Miles and loyalty implications: what frequent flyers should watch
This is mostly a consumer rights story, but frequent flyers should still pay attention. A free cancellation window can change how you hold flights while waiting for:
- award seat availability to open,
- a points transfer to post,
- a companion’s visa or leave approval.
The biggest watch-out is that tickets canceled should not earn miles or segments, since the flight is not flown. If you are chasing status, repeated cancel-and-rebook behavior can also create fare and receipt confusion for corporate travel audits.
Also, if you book through an OTA to earn bank portal points, you may be trading away some of the new protections tied to direct airline websites.

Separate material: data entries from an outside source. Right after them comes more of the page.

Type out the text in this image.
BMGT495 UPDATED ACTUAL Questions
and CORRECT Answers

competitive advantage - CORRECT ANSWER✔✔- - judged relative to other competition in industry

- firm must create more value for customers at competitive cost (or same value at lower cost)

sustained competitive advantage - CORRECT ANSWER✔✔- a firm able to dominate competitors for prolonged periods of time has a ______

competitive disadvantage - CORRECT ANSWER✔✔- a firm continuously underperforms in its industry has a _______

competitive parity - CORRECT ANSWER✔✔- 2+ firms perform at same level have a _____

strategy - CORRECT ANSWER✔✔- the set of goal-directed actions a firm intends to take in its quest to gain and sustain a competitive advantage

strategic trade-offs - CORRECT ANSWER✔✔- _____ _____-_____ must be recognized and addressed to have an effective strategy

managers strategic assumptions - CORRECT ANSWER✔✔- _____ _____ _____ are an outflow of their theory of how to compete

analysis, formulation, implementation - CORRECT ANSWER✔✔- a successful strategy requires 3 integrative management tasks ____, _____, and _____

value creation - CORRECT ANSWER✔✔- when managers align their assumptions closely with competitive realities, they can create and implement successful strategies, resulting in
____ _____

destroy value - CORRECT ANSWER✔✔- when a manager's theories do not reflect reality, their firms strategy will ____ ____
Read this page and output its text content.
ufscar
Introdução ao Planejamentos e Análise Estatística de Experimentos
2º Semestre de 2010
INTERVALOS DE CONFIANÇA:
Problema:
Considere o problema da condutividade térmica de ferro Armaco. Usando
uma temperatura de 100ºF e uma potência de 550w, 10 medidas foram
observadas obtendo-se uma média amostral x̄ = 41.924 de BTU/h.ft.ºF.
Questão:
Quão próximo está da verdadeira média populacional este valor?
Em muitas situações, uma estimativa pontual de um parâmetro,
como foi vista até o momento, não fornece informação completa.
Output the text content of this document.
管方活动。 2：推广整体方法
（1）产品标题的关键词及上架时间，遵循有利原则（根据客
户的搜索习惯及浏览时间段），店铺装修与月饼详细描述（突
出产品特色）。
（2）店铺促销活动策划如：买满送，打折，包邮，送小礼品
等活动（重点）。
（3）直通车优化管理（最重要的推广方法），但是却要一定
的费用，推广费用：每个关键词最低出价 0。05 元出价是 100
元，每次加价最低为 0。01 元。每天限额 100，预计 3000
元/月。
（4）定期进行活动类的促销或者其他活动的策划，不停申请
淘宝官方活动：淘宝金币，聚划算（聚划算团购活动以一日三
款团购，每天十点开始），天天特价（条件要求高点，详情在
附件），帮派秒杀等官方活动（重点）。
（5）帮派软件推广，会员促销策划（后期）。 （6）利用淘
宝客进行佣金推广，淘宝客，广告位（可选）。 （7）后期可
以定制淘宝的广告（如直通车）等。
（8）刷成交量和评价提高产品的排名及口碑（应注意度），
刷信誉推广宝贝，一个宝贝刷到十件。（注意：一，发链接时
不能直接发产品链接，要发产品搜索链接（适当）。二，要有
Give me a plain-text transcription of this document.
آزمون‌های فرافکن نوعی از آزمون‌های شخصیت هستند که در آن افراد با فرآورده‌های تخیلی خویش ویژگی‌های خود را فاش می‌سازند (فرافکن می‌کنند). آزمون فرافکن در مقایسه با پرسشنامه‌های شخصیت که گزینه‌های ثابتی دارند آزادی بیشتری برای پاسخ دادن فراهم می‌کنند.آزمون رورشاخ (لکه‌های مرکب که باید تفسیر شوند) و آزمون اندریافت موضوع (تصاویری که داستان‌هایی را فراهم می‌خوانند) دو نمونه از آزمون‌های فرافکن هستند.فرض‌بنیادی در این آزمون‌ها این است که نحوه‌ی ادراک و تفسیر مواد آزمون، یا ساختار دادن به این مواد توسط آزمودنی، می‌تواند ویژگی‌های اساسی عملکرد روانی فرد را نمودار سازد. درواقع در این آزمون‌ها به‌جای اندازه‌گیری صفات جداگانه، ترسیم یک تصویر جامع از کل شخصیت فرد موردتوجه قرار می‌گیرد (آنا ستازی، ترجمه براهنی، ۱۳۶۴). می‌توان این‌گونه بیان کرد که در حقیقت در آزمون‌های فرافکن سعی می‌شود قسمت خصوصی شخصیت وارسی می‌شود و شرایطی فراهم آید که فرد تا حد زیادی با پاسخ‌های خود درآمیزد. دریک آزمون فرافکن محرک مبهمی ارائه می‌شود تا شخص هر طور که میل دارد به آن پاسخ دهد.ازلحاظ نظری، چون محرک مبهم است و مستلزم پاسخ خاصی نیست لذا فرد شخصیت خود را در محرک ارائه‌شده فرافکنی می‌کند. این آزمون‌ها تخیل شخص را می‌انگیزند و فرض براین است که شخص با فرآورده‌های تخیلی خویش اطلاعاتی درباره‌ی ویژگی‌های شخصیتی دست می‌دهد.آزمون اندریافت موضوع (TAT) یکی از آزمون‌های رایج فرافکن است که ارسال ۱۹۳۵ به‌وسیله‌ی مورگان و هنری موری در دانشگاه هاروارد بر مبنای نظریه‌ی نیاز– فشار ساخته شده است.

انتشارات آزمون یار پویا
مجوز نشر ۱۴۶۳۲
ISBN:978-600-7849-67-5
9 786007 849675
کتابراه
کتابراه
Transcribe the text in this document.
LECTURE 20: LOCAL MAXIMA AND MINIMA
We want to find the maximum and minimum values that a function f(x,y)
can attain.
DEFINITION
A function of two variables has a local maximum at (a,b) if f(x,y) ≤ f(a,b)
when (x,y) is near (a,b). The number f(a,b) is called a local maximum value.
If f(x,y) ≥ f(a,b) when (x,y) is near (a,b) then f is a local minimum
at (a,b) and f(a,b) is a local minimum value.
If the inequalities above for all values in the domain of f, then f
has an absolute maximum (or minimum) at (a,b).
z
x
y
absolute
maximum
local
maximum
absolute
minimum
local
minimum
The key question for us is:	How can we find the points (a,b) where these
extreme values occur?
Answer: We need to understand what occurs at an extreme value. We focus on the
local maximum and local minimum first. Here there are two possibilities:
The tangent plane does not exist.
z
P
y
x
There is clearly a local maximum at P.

📅 Key Date: The revised DGCA ticket refund rules take effect March 26, 2026, so book direct for new trips after that date if you want the 48-hour free cancellation window.
48-Hour Free Cancellation Window Remains as DGCA Updates Ticket Refund Rules
Starting March 2026, India will enforce a 48-hour free cancellation policy for direct airline bookings. These revised Civil Aviation Requirements also include a 24-hour window for free name corrections and strict refund processing deadlines of 7 to 14 days. Crucially, airlines must refund airport charges and taxes on all tickets, including non-refundable ones, providing a significant boost to consumer rights in the aviation sector.